We hebben het met Frans al uitgebreid gehad over grondsoorten, hoe je die kunt verbeteren, en op welk moment in het jaar je dat het beste kunt doen. We spraken over minuscule beestjes, zoals dopluizen en spint, die het leven uit je planten zuigen, en gefascineerd bekeken we ze onder de microscoop. We rolden over elkaar heen met ervaringen over oostindische kersen die enorme bladeren aanmaken maar geen bloemen. Het was kortom een feest der herkenning. En we leerden nog wat ook.

Het heerlijke van tuinieren is dat niemand hét recept heeft en dat je niet geboren hoeft te zijn met “groene vingers” om het te kunnen. Je hoeft echt geen honderd jaar ervaring te hebben, en het is nooit te laat ermee te beginnen. Mensen worden helemaal niet geboren met groene vingers, dat is een fabeltje. Met een gezonde dosis interesse, en goed je planten in de gaten houden, kom je al een heel eind.
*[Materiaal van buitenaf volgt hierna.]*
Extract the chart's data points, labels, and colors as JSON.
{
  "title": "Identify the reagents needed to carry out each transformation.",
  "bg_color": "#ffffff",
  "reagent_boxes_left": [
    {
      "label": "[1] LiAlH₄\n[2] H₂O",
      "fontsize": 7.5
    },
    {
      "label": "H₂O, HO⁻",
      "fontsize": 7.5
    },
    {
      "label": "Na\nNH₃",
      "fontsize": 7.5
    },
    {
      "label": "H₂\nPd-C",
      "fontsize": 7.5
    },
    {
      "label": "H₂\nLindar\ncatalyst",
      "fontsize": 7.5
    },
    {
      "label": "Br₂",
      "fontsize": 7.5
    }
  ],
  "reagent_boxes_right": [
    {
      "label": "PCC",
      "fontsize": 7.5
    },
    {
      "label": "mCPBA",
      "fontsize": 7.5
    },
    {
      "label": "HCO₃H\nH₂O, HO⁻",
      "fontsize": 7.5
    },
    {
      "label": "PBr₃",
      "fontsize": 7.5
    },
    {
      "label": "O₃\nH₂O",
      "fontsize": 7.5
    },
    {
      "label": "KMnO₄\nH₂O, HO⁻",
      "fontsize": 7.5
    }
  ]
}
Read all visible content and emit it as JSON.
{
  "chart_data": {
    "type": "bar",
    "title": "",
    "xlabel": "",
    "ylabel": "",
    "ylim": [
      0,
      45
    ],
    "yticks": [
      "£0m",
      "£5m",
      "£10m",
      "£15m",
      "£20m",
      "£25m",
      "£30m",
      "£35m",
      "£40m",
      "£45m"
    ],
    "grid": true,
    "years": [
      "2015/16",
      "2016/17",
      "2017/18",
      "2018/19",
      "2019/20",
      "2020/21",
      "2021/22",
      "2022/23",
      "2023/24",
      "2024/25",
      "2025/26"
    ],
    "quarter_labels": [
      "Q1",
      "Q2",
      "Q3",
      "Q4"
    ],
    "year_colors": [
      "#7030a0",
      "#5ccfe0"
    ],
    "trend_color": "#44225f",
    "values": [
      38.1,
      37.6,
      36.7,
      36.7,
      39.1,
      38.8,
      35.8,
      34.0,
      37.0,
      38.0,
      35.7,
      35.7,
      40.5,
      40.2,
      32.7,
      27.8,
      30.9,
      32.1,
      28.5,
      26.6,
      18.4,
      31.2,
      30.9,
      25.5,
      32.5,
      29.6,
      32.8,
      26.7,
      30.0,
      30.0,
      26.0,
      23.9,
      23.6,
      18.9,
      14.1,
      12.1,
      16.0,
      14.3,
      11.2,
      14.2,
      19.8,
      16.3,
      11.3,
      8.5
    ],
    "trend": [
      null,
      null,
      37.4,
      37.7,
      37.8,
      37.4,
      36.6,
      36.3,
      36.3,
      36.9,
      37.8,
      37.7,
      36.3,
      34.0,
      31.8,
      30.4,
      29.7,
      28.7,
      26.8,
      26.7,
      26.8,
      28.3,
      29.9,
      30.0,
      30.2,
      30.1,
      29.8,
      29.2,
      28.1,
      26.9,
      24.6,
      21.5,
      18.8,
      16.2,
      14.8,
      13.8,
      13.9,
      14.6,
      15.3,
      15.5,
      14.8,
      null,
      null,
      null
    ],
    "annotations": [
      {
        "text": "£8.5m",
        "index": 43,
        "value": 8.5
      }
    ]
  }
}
Iemand met zogenoemde “groene vingers” doet eigenlijk niets anders dan z’n planten regelmatig (het beste is elke dag) van dichtbij bekijken en ze vervolgens gewoon geven wat ze nodig hebben.
Wat overigens wel helpt, is als je iemand bent die een beetje vooruit werkt met dingen, dan krijgen je planten namelijk tijdig wat ze nodig hebben en drijf je ze niet tot het punt dat ze in gillende paniek hun bladeren slap laten hangen. Hoewel dat laatste natuurlijk altijd kan gebeuren: du moment dat jij denkt dat je het helemaal onder controle hebt in je tuin, gebeurt er iets waardoor je plotseling met een groot vraagteken zit. Tuinieren is dus net het leven zelf. En gelukkig maar, dan wordt het nooit routine.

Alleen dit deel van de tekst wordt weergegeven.